Sankara’s programs made him a champion of the poor, but, not surprisingly, earned him powerful enemies among those who preferred to maintain close ties with France and their allies in Côte d’Ivoire (which, before its unraveling, was the powerhouse of the region). In 1987 he was murdered in a coup that was never fully investigated, though President Compaoré is widely considered to be the mastermind behind it. The repercussions of that coup – as well as the violent, unsolved murder in 1998 of the journalist Norbert Zongo, who was investigating another politically motivated killing – are still felt in Burkina today. In L’Indépendant newspaper this week – which Zongo himself founded – an editorial bemoaned the culture of impunity that has been allowed to poison the political climate for the past two decades.

It’s that same impunity which has led to the current unrest.
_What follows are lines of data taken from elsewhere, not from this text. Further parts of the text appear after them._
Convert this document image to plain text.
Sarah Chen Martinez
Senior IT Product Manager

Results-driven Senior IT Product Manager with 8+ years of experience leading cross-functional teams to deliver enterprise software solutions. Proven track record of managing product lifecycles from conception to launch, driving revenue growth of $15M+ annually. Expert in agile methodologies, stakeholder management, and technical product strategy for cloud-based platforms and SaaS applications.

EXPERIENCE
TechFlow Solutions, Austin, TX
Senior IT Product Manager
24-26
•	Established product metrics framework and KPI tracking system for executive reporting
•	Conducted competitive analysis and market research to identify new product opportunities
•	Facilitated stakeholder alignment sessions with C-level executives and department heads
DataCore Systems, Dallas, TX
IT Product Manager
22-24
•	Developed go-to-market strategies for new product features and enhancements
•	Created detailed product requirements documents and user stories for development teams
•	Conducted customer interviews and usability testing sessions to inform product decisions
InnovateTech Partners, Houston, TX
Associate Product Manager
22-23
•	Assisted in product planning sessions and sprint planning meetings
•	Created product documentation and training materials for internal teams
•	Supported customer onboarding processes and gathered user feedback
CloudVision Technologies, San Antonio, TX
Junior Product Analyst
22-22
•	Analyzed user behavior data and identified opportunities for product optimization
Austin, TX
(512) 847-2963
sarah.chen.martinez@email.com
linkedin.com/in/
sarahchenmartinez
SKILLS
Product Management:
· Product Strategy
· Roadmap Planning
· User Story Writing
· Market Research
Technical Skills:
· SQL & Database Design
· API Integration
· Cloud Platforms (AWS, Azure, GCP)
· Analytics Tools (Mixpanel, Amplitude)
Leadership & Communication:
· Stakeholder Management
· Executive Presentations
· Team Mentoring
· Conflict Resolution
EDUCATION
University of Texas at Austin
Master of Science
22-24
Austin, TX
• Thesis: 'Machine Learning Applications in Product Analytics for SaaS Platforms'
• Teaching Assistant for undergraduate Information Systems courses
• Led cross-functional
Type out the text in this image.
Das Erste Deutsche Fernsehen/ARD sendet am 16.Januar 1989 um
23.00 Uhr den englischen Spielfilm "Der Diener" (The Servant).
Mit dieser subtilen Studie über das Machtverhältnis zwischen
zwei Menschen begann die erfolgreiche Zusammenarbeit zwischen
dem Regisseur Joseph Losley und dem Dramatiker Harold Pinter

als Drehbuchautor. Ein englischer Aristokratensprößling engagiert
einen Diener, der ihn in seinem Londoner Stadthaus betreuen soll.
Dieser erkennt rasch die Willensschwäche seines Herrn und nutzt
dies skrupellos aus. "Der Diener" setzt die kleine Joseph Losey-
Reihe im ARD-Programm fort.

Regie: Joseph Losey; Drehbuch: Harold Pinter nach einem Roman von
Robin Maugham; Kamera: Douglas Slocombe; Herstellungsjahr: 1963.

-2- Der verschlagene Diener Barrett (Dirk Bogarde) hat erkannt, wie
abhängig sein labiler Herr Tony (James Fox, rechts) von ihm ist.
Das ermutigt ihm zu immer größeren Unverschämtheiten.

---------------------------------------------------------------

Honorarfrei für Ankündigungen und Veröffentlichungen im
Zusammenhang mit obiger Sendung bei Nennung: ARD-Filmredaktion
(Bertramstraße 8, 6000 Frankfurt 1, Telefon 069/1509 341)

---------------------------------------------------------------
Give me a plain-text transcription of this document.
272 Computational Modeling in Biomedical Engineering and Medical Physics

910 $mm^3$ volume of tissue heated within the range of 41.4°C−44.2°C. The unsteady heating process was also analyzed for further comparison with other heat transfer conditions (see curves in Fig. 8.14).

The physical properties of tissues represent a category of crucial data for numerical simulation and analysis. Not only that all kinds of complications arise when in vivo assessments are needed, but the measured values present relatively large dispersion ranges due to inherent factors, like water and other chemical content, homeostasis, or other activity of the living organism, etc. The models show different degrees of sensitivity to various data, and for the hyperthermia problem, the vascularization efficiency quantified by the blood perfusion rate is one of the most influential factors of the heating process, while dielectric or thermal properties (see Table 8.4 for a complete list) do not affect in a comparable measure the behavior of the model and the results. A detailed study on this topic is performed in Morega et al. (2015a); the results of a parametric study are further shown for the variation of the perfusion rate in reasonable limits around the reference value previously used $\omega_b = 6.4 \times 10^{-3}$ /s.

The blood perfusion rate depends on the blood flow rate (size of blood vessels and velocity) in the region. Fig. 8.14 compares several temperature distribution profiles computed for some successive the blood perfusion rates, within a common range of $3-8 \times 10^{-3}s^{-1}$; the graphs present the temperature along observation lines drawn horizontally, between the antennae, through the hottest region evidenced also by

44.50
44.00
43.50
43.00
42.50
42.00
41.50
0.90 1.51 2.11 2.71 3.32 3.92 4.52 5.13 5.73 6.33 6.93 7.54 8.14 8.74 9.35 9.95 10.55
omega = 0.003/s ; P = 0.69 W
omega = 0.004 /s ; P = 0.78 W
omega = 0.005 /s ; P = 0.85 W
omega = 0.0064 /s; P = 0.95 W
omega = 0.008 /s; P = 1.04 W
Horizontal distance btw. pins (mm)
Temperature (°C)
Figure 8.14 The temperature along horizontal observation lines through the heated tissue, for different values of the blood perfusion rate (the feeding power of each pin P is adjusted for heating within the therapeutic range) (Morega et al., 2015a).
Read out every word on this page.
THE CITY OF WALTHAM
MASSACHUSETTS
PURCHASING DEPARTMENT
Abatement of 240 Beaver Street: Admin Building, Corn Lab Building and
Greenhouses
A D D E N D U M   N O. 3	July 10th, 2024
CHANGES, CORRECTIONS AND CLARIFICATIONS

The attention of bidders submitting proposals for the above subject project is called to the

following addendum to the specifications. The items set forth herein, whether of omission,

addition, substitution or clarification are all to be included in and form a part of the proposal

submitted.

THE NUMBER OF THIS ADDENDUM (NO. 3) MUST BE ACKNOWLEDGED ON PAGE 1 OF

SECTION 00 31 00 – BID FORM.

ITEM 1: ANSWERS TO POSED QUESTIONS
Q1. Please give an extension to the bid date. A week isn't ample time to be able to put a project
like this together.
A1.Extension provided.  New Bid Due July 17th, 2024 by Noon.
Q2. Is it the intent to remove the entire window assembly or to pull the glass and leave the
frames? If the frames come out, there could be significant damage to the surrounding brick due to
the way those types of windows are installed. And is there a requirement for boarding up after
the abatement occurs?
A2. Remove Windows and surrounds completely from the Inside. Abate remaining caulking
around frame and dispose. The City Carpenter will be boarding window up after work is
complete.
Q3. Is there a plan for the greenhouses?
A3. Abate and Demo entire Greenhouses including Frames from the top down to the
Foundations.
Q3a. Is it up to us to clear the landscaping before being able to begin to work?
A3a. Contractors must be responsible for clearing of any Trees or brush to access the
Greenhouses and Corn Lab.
Last month, a high school student, Justin Zongo, was taken into police custody in the city of Koudougou after an altercation with a female student who, as the story goes, comes from a family with close political ties. Days later, Zongo died while still in police custody – of meningitis, according to the official report, though Zongo’s family and friends believe that maltreatment from the police was to blame. The death sparked a series of student protests – in Koudougou and Fada N’Gourma, in Tougan and Sabou. Government offices were ransacked; police cars went up in flames. At least five people died during two days of protests just days before FESPACO was set to begin. When students at the University of Ouagadougou threatened to join in, the government took the drastic step of shutting down the entire school system. Student protests were bad enough; student protests during the country’s most high-profile event just couldn’t be tolerated.

The rumors throughout the week were that things were going to get worse, once the eyes of the international community had wandered elsewhere. “People are stocking up on food,” an Irishwoman told me. “They reckon things are about to kick off after the festival.” This week, after the schools were briefly reopened, there were massive protests across the country. Yesterday the riot police were using batons and tear gas to disperse protesters in Ouagadougou. In the press, connections to the uprisings across the Arab world are being made daily.

A headline in L’Indépendant this week read, “Le fleuve de la révolution coule du nord au sud.” The river of revolution flows from north to south.